Private Japanese firm to land rover on the surface of the Moon

Image credit: reuters

The first private venture to land on the surface of the Moon is set to take place later today with a spacecraft launched by Japanese startup ispace.

The Hakuto-R Mission 1 Lunar Lander is expected to make its landing around 16.40 GMT today (Tuesday) after spending some weeks orbiting the Moon in an elliptical orbit starting around 2,000km above the surface.

The lander’s onboard camera has already been used to take pictures of the Moon from space.

During the landing sequence, Hakuto-R will perform a braking burn, firing its main propulsion system to decelerate from orbit. Utilising a series of pre-set commands, the lander will adjust its attitude and reduce velocity in order to make a soft landing on the lunar surface. The process will take approximately one hour if completed successfully.

The lander originally took off from Cape Canaveral, Florida, on a SpaceX rocket in December.

Speaking at a media briefing, ispace chief technology officer Ryo Ujiie likened the task of slowing down the lander to the correct speed against the Moon’s gravitational pull to “stepping on the brakes on a running bicycle at the edge of a ski jumping hill.”

Should conditions change, there are three alternative landing sites. Depending on the site chosen, the landing date may change. Alternative landing dates, depending on the operational status, are April 26, May 1 or May 3 2023.

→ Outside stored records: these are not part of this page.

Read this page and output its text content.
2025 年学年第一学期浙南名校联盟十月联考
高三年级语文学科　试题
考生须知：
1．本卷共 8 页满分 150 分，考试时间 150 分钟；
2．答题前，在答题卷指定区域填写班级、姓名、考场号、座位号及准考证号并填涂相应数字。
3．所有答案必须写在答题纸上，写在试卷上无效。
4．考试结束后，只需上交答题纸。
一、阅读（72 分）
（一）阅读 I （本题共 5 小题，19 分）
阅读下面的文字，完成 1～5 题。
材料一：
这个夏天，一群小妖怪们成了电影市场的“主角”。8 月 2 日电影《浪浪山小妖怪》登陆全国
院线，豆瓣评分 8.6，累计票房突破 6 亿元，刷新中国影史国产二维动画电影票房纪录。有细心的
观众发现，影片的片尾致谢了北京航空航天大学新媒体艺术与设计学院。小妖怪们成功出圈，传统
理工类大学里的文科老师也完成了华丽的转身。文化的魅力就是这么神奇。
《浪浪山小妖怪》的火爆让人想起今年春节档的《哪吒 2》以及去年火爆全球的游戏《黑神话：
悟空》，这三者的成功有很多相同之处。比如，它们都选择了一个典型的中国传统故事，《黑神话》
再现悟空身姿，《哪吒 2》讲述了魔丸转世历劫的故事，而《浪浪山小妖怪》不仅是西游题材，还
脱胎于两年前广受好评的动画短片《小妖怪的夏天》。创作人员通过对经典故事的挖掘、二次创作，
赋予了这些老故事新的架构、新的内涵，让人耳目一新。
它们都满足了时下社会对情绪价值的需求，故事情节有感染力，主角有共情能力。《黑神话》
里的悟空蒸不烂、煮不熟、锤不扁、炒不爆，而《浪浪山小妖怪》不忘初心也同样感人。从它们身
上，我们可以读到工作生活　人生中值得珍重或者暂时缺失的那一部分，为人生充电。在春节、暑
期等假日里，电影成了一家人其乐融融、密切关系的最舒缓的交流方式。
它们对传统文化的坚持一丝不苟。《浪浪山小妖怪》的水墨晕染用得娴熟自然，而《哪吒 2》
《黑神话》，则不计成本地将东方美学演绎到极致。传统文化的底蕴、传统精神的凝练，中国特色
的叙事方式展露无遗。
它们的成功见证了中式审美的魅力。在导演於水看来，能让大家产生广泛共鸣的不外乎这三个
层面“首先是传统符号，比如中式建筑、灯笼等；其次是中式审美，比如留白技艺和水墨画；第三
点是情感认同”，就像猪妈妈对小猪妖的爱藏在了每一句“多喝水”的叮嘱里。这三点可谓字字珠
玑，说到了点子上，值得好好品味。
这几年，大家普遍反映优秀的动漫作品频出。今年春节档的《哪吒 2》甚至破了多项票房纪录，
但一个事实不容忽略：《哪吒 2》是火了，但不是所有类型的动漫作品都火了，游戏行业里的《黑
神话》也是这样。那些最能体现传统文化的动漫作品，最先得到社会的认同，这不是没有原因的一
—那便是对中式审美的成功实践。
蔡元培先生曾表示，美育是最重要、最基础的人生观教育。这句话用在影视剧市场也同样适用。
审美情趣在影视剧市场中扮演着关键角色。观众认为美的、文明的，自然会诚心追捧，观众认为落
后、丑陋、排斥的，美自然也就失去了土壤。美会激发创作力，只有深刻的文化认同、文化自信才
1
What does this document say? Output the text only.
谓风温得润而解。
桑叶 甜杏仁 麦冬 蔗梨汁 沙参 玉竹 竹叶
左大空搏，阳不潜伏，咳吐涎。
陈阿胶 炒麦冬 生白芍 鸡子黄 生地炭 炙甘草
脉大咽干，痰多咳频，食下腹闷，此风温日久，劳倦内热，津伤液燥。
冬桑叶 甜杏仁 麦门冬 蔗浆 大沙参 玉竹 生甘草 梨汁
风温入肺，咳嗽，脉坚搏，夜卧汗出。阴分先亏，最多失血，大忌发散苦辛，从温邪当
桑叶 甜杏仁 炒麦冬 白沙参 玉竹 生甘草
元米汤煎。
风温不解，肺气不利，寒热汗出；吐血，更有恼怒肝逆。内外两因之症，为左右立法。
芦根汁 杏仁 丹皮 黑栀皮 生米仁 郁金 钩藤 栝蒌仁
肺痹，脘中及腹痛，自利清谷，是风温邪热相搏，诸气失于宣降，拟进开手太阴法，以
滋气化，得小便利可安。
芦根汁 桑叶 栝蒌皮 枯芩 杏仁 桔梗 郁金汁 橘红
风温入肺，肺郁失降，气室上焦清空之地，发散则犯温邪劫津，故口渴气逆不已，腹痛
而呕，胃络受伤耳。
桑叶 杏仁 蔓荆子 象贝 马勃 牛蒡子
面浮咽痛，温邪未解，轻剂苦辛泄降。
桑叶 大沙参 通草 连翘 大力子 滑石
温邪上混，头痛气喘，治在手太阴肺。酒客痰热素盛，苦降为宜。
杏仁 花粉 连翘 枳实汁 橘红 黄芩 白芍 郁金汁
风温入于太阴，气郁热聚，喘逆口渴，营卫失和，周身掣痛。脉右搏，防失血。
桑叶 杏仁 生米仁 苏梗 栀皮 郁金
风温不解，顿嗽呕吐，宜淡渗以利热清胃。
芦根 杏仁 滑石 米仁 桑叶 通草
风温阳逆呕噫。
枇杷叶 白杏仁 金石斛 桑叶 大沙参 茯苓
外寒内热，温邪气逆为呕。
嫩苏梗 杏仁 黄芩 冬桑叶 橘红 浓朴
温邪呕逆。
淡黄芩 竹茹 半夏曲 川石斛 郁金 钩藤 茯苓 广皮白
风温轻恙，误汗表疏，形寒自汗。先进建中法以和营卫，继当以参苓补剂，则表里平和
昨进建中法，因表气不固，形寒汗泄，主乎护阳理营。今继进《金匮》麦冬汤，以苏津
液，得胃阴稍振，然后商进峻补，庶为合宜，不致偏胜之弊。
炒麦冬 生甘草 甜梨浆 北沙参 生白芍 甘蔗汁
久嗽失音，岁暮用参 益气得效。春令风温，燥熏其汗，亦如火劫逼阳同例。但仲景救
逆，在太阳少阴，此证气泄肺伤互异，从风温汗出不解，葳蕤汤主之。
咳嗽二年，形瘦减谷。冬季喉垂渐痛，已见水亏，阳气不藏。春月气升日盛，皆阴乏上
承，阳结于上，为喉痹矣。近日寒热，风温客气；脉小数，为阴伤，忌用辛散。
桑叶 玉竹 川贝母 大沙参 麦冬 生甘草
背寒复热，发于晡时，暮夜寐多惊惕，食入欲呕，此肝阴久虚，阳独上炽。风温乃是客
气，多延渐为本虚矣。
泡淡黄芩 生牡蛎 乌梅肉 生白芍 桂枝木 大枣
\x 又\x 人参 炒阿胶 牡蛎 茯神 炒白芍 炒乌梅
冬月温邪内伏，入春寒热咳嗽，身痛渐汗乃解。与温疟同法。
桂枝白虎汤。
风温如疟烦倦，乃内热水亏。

After reaching the landing site at the edge of Mare Frigoris, in the Moon’s northern hemisphere, the M1 is expected to deploy a two-wheeled, baseball-sized rover developed by the Japan Aerospace Exploration Agency (Jaxa) alongside Japanese toymaker Tomy Co and Sony, as well as the United Arab Emirates’ four-wheeled 'Rashid' Rover.

The rover is also carrying an experimental solid-state battery to gauge how the technology performs in the lunar environment.

Japan harbours big ambitions for its space sector, including the goal of sending Japanese astronauts to the Moon by the late 2020s.

However, last month Jaxa lost its new medium-lift H3 rocket to forced manual destruction after it reached space. That incident came less than five months after the body’s solid-fuel Epsilon rocket failed after launch in October.

In 2020, soil and gas samples from the Ryugu asteroid were collected by Jaxa's Hayabusa2 probe in a complex manoeuvre that required collecting the sample through a controlled explosion and then travelling back to the Earth for delivery.